Altro motivo di rancore, altro fattore che scatena il razzismo insito in ognuna di queste persone che vede l’Italia come la propria casa invasa dagli stranieri. Che siano albanesi, rumeni o tunisini, non hanno diritto di stare nel nostro paese, togliendo la casa e il lavoro a chi ne ha bisogno, andando in giro a sporcare, stuprare, uccidere.
E fin qui, come ha detto l’autore del libro da cui è tratto il film, chiunque, nel profondo del suo io, potrebbe pensare che questi celerini, tutti i torti non li hanno. “Rischio morale? Sì, ma bisogna liberarsi di questo ricatto, altrimenti non si racconta più niente”.

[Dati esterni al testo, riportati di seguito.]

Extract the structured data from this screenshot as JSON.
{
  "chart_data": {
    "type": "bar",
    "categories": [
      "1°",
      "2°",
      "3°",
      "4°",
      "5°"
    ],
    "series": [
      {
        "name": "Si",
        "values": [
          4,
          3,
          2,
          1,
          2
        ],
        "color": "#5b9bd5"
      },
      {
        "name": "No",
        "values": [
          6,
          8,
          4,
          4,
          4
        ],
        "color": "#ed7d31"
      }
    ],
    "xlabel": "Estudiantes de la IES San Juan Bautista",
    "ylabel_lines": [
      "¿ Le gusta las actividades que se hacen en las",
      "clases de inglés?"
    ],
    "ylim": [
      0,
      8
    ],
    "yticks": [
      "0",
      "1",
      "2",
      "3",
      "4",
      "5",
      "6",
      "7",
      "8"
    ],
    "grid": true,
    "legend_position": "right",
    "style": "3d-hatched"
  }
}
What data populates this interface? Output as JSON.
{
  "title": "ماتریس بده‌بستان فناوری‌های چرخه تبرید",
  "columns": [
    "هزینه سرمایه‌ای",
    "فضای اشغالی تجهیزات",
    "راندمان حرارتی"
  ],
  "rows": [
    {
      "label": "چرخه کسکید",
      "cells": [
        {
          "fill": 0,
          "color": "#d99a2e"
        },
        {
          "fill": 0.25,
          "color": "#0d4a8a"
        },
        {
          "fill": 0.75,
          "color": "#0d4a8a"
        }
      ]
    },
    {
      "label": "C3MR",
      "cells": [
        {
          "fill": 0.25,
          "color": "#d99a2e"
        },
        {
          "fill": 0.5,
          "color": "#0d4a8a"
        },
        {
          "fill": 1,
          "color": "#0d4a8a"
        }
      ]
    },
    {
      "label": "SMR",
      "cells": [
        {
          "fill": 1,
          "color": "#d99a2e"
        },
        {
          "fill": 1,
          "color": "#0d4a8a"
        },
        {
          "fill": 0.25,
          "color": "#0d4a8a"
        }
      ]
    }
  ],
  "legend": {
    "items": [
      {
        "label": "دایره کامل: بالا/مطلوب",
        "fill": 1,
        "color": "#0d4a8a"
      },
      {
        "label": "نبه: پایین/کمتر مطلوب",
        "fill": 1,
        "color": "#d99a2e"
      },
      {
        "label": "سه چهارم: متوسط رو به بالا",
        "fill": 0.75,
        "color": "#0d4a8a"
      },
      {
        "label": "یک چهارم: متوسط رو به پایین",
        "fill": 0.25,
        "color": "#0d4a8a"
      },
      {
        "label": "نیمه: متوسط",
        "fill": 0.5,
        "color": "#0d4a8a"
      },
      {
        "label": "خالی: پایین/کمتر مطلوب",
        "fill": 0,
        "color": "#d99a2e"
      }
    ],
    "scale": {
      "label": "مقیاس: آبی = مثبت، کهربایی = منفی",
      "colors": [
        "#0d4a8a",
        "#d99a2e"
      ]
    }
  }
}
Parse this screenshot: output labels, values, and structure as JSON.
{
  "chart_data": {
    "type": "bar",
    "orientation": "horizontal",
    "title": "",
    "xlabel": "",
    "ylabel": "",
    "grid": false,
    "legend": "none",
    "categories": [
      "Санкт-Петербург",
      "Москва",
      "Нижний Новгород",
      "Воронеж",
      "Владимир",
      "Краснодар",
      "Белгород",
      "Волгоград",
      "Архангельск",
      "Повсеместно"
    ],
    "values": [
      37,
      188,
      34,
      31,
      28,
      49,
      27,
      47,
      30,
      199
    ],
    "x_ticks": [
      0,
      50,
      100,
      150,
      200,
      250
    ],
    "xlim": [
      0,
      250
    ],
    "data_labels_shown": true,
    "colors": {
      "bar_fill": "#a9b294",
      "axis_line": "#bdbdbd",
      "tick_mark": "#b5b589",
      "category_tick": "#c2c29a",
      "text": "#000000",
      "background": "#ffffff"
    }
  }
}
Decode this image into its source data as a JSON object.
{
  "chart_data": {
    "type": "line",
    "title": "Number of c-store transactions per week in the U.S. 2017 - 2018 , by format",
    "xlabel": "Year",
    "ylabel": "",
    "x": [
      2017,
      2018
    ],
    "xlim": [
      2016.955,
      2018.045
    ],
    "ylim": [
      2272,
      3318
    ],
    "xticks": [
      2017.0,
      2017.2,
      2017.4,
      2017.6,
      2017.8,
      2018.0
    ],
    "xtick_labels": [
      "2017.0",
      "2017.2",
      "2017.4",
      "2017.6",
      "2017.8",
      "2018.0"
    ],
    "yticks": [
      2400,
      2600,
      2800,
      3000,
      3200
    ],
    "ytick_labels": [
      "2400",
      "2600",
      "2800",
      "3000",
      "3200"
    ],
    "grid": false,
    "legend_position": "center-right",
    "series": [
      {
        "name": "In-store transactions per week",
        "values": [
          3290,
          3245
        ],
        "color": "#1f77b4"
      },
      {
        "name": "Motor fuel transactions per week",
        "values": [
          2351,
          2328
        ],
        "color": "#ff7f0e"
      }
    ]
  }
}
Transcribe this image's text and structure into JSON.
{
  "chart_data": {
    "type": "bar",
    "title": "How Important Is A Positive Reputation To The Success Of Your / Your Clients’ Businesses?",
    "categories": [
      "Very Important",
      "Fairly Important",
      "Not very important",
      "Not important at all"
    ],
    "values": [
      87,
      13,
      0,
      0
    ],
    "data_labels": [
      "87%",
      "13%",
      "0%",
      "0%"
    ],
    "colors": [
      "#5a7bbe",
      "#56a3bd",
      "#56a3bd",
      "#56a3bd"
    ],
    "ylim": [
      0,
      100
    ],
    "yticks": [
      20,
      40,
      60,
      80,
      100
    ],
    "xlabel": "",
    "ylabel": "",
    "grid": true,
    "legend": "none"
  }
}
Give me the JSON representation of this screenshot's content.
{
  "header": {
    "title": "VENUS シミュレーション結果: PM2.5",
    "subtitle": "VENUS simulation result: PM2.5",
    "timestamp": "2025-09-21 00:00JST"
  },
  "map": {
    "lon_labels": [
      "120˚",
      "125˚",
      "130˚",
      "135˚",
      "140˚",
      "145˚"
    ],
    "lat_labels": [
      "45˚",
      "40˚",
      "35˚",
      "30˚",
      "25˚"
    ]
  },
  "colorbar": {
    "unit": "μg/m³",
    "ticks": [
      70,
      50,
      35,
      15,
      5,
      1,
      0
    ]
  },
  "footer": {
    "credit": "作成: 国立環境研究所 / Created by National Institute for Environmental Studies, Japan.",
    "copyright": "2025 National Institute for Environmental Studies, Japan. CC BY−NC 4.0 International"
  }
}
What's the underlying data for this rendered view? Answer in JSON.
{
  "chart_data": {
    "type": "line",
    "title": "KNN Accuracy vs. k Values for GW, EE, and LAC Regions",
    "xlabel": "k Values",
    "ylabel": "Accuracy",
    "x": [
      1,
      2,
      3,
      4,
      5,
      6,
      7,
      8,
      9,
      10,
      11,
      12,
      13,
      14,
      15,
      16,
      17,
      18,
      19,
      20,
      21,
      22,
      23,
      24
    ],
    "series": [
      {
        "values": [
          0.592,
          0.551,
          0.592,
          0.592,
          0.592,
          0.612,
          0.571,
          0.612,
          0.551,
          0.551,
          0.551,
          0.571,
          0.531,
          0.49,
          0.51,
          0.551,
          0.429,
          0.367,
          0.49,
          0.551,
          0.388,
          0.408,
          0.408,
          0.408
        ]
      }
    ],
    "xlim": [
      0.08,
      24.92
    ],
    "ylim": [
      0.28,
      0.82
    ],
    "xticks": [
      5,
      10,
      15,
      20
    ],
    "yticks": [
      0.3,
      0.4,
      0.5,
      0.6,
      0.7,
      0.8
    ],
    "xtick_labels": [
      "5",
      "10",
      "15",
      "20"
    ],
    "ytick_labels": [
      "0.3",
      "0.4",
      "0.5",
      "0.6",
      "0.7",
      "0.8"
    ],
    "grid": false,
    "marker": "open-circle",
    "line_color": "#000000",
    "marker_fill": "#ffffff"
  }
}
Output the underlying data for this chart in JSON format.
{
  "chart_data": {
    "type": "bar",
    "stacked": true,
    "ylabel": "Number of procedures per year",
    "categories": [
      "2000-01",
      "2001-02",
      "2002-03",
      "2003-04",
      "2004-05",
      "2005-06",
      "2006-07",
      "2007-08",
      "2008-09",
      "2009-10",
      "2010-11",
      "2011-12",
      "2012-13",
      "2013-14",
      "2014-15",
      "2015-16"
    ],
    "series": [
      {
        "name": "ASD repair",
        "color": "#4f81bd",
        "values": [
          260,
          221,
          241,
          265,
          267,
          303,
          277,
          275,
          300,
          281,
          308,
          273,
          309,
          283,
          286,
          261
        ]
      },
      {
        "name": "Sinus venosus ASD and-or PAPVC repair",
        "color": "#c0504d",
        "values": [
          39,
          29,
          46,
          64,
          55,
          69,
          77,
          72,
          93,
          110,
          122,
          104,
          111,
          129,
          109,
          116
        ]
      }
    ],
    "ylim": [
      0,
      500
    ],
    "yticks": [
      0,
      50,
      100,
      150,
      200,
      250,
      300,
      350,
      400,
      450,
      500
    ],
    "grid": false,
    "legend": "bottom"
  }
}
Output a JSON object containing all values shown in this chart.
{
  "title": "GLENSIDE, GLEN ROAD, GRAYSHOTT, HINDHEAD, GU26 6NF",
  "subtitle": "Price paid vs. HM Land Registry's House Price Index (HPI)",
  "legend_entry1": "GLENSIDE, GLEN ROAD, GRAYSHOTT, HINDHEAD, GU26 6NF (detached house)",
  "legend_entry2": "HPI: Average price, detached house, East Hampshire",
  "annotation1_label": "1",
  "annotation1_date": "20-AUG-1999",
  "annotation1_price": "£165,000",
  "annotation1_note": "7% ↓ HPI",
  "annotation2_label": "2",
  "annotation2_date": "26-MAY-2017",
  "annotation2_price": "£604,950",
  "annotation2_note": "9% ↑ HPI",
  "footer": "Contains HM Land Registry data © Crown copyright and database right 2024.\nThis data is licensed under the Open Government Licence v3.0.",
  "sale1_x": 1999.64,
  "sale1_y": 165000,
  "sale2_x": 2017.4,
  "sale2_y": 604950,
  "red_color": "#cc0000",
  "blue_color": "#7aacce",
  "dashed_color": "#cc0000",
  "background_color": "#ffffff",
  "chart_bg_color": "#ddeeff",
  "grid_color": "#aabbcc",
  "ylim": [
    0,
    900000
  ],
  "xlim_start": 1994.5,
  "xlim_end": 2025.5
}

Un film che, almeno finora, non ha sollevato proteste né critiche ma che è stato mantenuto a distanza dalle forze dell’ordine. Molto intenso e molto realistico, ACAB accenna, tenendole sullo sfondo, ad alcune pagine infamanti della storia italiana dell’ultimo decennio tra cui il G8 di Genova, la morte dell’ispettore Raciti, l’assassinio di Giovanna Reggiani, l’omicidio di Gabriele Sandri.
Il ritratto della società odierna è vivido e attuale: la regia di Sollima è coinvolgente e il montaggio sincopato trasporta lo spettatore all’interno delle vicende. I brani rock dei Clash, dei Chemical Brothers e dei White Stripes sottolineano la violenza e l’urgenza di alcune sequenze.
Tratto dall’omonima opera di Carlo Bonini, il film è uno spaccato dell’Italia dal punto di vista dei celerini.
ACAB offre infatti una prospettiva diversa: non di chi subisce le violenze ma di chi le fa.
E offre una visione nuova di questa gente che riceve sputi, insulti, contro cui vengono tirati oggetti. Come ha detto Favino: “l’esperienza di stare dietro a uno scudo provoca un’aggressività naturale nell’uomo. Ora capisco meglio come si sta da quella parte”.
Non bene, in effetti.
L’intento di criminalizzare non c’era, c’era solo quello di raccontare dei fatti realmente accaduti.
Il risultato è buono ma non lascia ben sperare sulle condizioni del nostro paese.